Jordan's economy is projected to grow by 2.1 percent this year, with rising commodity prices, supply bottlenecks and impact of the war in the Ukraine posing major downside risks, the World Bank said on Monday.
The bank said in a new study that the kingdom's economic recovery was projected to remain steady this year but that unemployment remained at “alarming levels and reforms were needed to spur investments” to create jobs.
“Despite Jordan’s economic rebound, pressing socio-economic challenges, such as high unemployment, especially among the youth and women, remain entrenched,” Saroj Kumar Jha, World Bank Mashreq Regional Director, said in the report.
“Going forward, accelerating implementation of investment-enabling reforms will be critical to inject dynamism in the economy and activate the private sector as an engine of job creation,” the official added.

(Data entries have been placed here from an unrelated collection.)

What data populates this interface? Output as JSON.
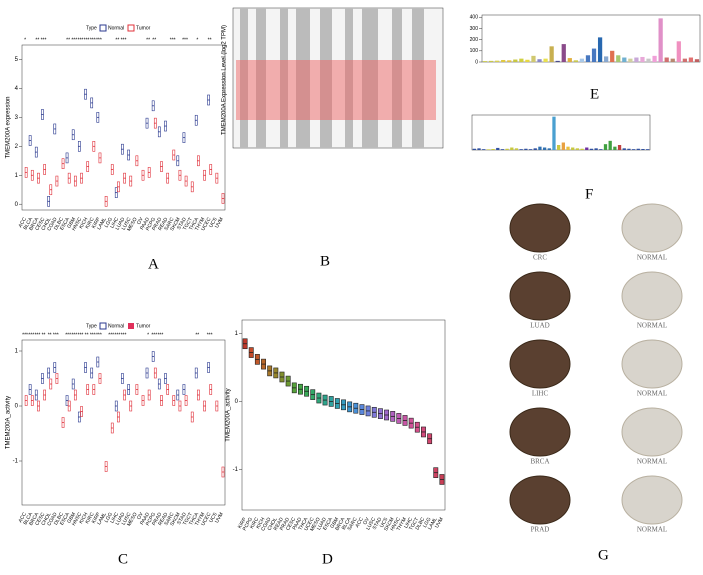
{
  "panels": [
    "A",
    "B",
    "C",
    "D",
    "E",
    "F",
    "G"
  ],
  "legend": {
    "title": "Type",
    "items": [
      "Normal",
      "Tumor"
    ]
  },
  "panel_b": {
    "y_label": "TMEM200A Expression Level (log2 TPM)"
  },
  "tissues": [
    [
      "CRC",
      "NORMAL"
    ],
    [
      "LUAD",
      "NORMAL"
    ],
    [
      "LIHC",
      "NORMAL"
    ],
    [
      "BRCA",
      "NORMAL"
    ],
    [
      "PRAD",
      "NORMAL"
    ]
  ],
  "chart_data": [
    {
      "type": "box",
      "y_label": "TMEM200A expression",
      "ylim": [
        -0.2,
        5.5
      ],
      "yticks": [
        0,
        1,
        2,
        3,
        4,
        5
      ],
      "categories": [
        "ACC",
        "BLCA",
        "BRCA",
        "CESC",
        "CHOL",
        "COAD",
        "DLBC",
        "ESCA",
        "GBM",
        "HNSC",
        "KICH",
        "KIRC",
        "KIRP",
        "LAML",
        "LGG",
        "LIHC",
        "LUAD",
        "LUSC",
        "MESO",
        "OV",
        "PAAD",
        "PCPG",
        "PRAD",
        "READ",
        "SARC",
        "SKCM",
        "STAD",
        "TGCT",
        "THCA",
        "THYM",
        "UCEC",
        "UCS",
        "UVM"
      ],
      "significance": [
        "*",
        null,
        "**",
        "***",
        null,
        null,
        null,
        "**",
        "***",
        "***",
        "***",
        "***",
        "***",
        null,
        null,
        "**",
        "***",
        null,
        null,
        null,
        "**",
        "**",
        null,
        null,
        "***",
        null,
        "***",
        null,
        "*",
        null,
        "**",
        null,
        null
      ],
      "series": [
        {
          "name": "Normal",
          "color": "#2b3a8f",
          "values": [
            null,
            2.2,
            1.8,
            3.1,
            0.1,
            2.6,
            null,
            1.6,
            2.4,
            2.0,
            3.8,
            3.5,
            3.0,
            null,
            null,
            0.4,
            1.9,
            1.7,
            null,
            null,
            2.8,
            3.4,
            2.5,
            2.7,
            null,
            1.5,
            2.3,
            null,
            2.9,
            null,
            3.6,
            null,
            null
          ]
        },
        {
          "name": "Tumor",
          "color": "#e0303a",
          "values": [
            1.1,
            1.0,
            0.9,
            1.2,
            0.5,
            0.8,
            1.4,
            0.9,
            0.8,
            0.9,
            1.3,
            2.0,
            1.6,
            0.1,
            1.2,
            0.6,
            0.9,
            0.8,
            1.5,
            1.0,
            1.1,
            2.8,
            1.3,
            0.9,
            1.7,
            1.0,
            0.8,
            0.6,
            1.5,
            1.0,
            1.2,
            0.9,
            0.2
          ]
        }
      ]
    },
    {
      "type": "box",
      "y_label": "TMEM200A_activity",
      "ylim": [
        -1.8,
        1.2
      ],
      "yticks": [
        -1,
        0,
        1
      ],
      "categories": [
        "ACC",
        "BLCA",
        "BRCA",
        "CESC",
        "CHOL",
        "COAD",
        "DLBC",
        "ESCA",
        "GBM",
        "HNSC",
        "KICH",
        "KIRC",
        "KIRP",
        "LAML",
        "LGG",
        "LIHC",
        "LUAD",
        "LUSC",
        "MESO",
        "OV",
        "PAAD",
        "PCPG",
        "PRAD",
        "READ",
        "SARC",
        "SKCM",
        "STAD",
        "TGCT",
        "THCA",
        "THYM",
        "UCEC",
        "UCS",
        "UVM"
      ],
      "significance": [
        "***",
        "***",
        "***",
        "**",
        "**",
        "***",
        null,
        "***",
        "***",
        "***",
        "**",
        "***",
        "***",
        null,
        "***",
        "***",
        "***",
        null,
        null,
        null,
        "*",
        "***",
        "***",
        null,
        null,
        null,
        null,
        null,
        "**",
        null,
        "***",
        null,
        null
      ],
      "series": [
        {
          "name": "Normal",
          "color": "#2b3a8f",
          "values": [
            null,
            0.3,
            0.2,
            0.5,
            0.6,
            0.7,
            null,
            0.1,
            0.4,
            -0.2,
            0.7,
            0.6,
            0.8,
            null,
            null,
            0.0,
            0.5,
            0.3,
            null,
            null,
            0.6,
            0.9,
            0.4,
            0.5,
            null,
            0.2,
            0.3,
            null,
            0.6,
            null,
            0.7,
            null,
            null
          ]
        },
        {
          "name": "Tumor",
          "color": "#e0303a",
          "values": [
            0.1,
            0.1,
            0.0,
            0.2,
            0.4,
            0.5,
            -0.3,
            0.0,
            0.2,
            -0.1,
            0.3,
            0.3,
            0.5,
            -1.1,
            -0.4,
            -0.2,
            0.2,
            0.0,
            0.3,
            0.1,
            0.2,
            0.6,
            0.1,
            0.3,
            0.1,
            0.0,
            0.1,
            -0.2,
            0.2,
            0.0,
            0.3,
            0.0,
            -1.2
          ]
        }
      ]
    },
    {
      "type": "box",
      "y_label": "TMEM200A_activity",
      "ylim": [
        -1.6,
        1.2
      ],
      "yticks": [
        -1,
        0,
        1
      ],
      "categories": [
        "KIRP",
        "PCPG",
        "KIRC",
        "KICH",
        "COAD",
        "CHOL",
        "READ",
        "PRAD",
        "CESC",
        "PAAD",
        "THCA",
        "UCEC",
        "MESO",
        "LUAD",
        "ESCA",
        "GBM",
        "BRCA",
        "BLCA",
        "SARC",
        "ACC",
        "OV",
        "LUSC",
        "STAD",
        "UCS",
        "SKCM",
        "HNSC",
        "THYM",
        "LIHC",
        "TGCT",
        "DLBC",
        "LGG",
        "LAML",
        "UVM"
      ],
      "colors": [
        "#c0392b",
        "#c44a2a",
        "#c0582a",
        "#b8672a",
        "#a8782a",
        "#96852c",
        "#82902e",
        "#6d9a32",
        "#56a23a",
        "#44a646",
        "#38a856",
        "#32a868",
        "#2fa67a",
        "#2ea48c",
        "#2ea19e",
        "#30a0b0",
        "#349cc2",
        "#3a96d0",
        "#4890d8",
        "#5a88dc",
        "#6c80dc",
        "#7e78d8",
        "#9070d2",
        "#a068ca",
        "#b062c0",
        "#be5cb4",
        "#c856a6",
        "#d05298",
        "#d44e8a",
        "#d44a7c",
        "#d2466e",
        "#ce4262",
        "#c83e56"
      ],
      "values": [
        0.85,
        0.72,
        0.62,
        0.55,
        0.45,
        0.42,
        0.36,
        0.3,
        0.2,
        0.18,
        0.15,
        0.1,
        0.05,
        0.02,
        0.0,
        -0.03,
        -0.05,
        -0.08,
        -0.1,
        -0.12,
        -0.14,
        -0.16,
        -0.18,
        -0.2,
        -0.22,
        -0.25,
        -0.28,
        -0.32,
        -0.38,
        -0.45,
        -0.55,
        -1.05,
        -1.15
      ]
    },
    {
      "type": "bar",
      "ylim": [
        0,
        420
      ],
      "yticks": [
        0,
        100,
        200,
        300,
        400
      ],
      "colors": [
        "#c8c84a",
        "#c8c84a",
        "#d8d050",
        "#e0c840",
        "#e0c040",
        "#c8c840",
        "#d0d040",
        "#e8d840",
        "#d0c870",
        "#8888c8",
        "#e8e050",
        "#c8b050",
        "#4a4a8a",
        "#8a4a8a",
        "#e0b040",
        "#c8c850",
        "#a8c8e8",
        "#4878c0",
        "#4878c0",
        "#2868b0",
        "#88a8d0",
        "#e07050",
        "#a8c870",
        "#70b0d0",
        "#d0d0a0",
        "#c8a8d8",
        "#e8a8d8",
        "#c8c8c8",
        "#f0a0d8",
        "#e090c8",
        "#d07070",
        "#b88870",
        "#f090c0",
        "#d07070",
        "#e07070",
        "#c06060"
      ],
      "values": [
        8,
        10,
        12,
        18,
        15,
        22,
        30,
        20,
        55,
        25,
        30,
        140,
        10,
        160,
        35,
        15,
        30,
        60,
        120,
        220,
        50,
        100,
        60,
        40,
        30,
        40,
        45,
        30,
        55,
        390,
        40,
        30,
        185,
        30,
        40,
        25
      ]
    },
    {
      "type": "bar",
      "ylim": [
        0,
        420
      ],
      "yticks": [],
      "colors": [
        "#3050a0",
        "#3050a0",
        "#3050a0",
        "#c8c840",
        "#c8c840",
        "#3050a0",
        "#3050a0",
        "#c8c840",
        "#c8c840",
        "#c8c840",
        "#3050a0",
        "#3050a0",
        "#3050a0",
        "#3050a0",
        "#3070b0",
        "#3070b0",
        "#3070b0",
        "#4aa0d0",
        "#c8c840",
        "#e8a040",
        "#e8c040",
        "#c8c840",
        "#c8c840",
        "#c8c840",
        "#7030a0",
        "#3050a0",
        "#3050a0",
        "#3050a0",
        "#40a040",
        "#40a040",
        "#40a040",
        "#c04040",
        "#3050a0",
        "#3050a0",
        "#3050a0",
        "#3050a0",
        "#3050a0",
        "#3050a0"
      ],
      "values": [
        15,
        20,
        10,
        8,
        12,
        25,
        10,
        15,
        30,
        20,
        10,
        15,
        10,
        20,
        40,
        30,
        20,
        400,
        60,
        90,
        40,
        30,
        20,
        15,
        30,
        15,
        20,
        10,
        70,
        110,
        40,
        60,
        20,
        15,
        10,
        15,
        12,
        10
      ]
    }
  ]
}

The World Bank growth estimates are slightly lower than the IMF's latest economic growth forecast of 2.4 percent for 2022 which was downgraded from an earlier 2.7 percent.
Higher growth is seen as key to easing the country's high unemployment, which stands at around 23 percent.
The IMF had recently said the oil importing country had partially mitigated the impact of higher fuel and commodities prices with long-term energy deals and a healthy stockpile of wheat purchased before the Ukraine crisis.
Both a rebound in tourism, remittances and higher exports of fertiliser have also helped cushion the economy.